Suyu tuzlu ve sodalıdır. Su seviyesi mevsime bağlı olarak yükselip alçalmaktadır. Gölde; Akdamar, Çarpanak, Kuş ve Adır adaları vardır. Buradaki adalar turistler tarafından ziyaret edilmektedir. Kapalı bir havza olmakla birlikte suları buharlaşma sonucu kaybolmaktadır. Bu durum gölde tuz birikimine neden olmaktadır. Soda üretimi için önemli bir göl durumda olup, akarsu ağızlarında bol miktarda balık yaşamaktadır. Sadece dağlarda eriyen karlar gölü beslemektedir. Van gölü doğal yapısıyla ve adalarıyla gezilecek yerler arasında yer almaktadır.


Ayrıca ;  
Eski Van Şehri: 1. Dünya Savaşı'na dek Ermeni ve Türkler'in bir arada yaşadığı bir yer olan Eski Van Şehri şu an harabe ve kullanılmaz durumda. Ancak burada halen gezip görebileceğiniz tarihi yapılar mevcut. Eski Van Şehir, Van Kalesi'nin güneyinde yer almaktadır.Bunun dışında kaplıcalar da Van'da mevcuttur.Bu kaplıcalar hem dinlenmek hem de şifa bulmak için yararlıdır.Erciş Doğancı Kaplıcası, Çatak Şeyh Cürüh Kaplıcası, Başkale Kelegom Kaplıcası ve Başkale Dereiçi Kaplıcası,Van'ın başlıca kaplıcalarıdır.

Van Müzesi ve Van Kedi Evi :Diğer gezilecek yerlerdir.Özellikle Urartu uygarlığından kalma çok önemli parçaların sergilendiği Van Müzesi Van gezinizde mutlaka uğramanız gereken yerlerden biri.
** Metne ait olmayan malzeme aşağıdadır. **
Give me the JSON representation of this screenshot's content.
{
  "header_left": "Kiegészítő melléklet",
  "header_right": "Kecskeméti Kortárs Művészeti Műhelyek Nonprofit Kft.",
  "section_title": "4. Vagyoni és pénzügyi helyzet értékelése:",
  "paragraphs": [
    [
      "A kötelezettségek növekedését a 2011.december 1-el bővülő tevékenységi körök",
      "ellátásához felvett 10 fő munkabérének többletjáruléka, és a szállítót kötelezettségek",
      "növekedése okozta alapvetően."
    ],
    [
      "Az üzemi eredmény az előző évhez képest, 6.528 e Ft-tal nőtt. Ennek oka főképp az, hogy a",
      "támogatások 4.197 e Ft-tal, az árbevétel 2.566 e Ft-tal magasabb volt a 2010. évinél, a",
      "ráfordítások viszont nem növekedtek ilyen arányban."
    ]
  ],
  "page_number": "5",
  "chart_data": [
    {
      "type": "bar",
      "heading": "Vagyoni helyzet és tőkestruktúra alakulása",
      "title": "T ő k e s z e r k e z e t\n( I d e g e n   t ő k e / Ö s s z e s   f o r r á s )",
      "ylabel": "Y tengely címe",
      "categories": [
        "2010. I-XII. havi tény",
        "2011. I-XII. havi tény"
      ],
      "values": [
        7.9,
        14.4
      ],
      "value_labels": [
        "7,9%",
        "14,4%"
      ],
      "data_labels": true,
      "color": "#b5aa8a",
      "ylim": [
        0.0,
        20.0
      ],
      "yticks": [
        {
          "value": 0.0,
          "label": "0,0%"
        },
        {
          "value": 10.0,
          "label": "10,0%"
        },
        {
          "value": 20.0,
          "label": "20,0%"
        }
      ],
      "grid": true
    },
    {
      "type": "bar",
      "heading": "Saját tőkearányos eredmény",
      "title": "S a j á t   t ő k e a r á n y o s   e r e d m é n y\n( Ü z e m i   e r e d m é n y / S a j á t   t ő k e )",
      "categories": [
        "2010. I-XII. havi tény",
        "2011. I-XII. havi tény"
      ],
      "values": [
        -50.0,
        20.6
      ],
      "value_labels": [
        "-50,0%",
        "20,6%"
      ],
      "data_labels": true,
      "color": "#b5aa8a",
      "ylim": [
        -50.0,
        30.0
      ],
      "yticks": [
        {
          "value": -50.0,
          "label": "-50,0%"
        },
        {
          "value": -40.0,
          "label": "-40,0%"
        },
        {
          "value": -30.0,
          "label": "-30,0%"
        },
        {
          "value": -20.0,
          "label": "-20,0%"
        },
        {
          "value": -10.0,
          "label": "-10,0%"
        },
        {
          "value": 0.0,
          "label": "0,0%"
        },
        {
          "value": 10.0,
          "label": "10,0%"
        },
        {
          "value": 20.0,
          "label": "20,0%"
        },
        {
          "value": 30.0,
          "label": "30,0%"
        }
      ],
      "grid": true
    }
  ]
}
Arkeolojik kalıntıların yanı sıra el yazmaları ve el sanat ürünleri ile eski savaş aletlerinin de sergilendiği Van Müzesi şehir merkezinde bulunmaktadır. Van Kedi Evi ise Van'ın bir diğer simgesidir.. Van Kedilerinin neslini korumak için kurulmuş olan Van Kedi Evi, Yüzüncü Yıl Üniversitesi'nin kampüsünde yer almaktadır.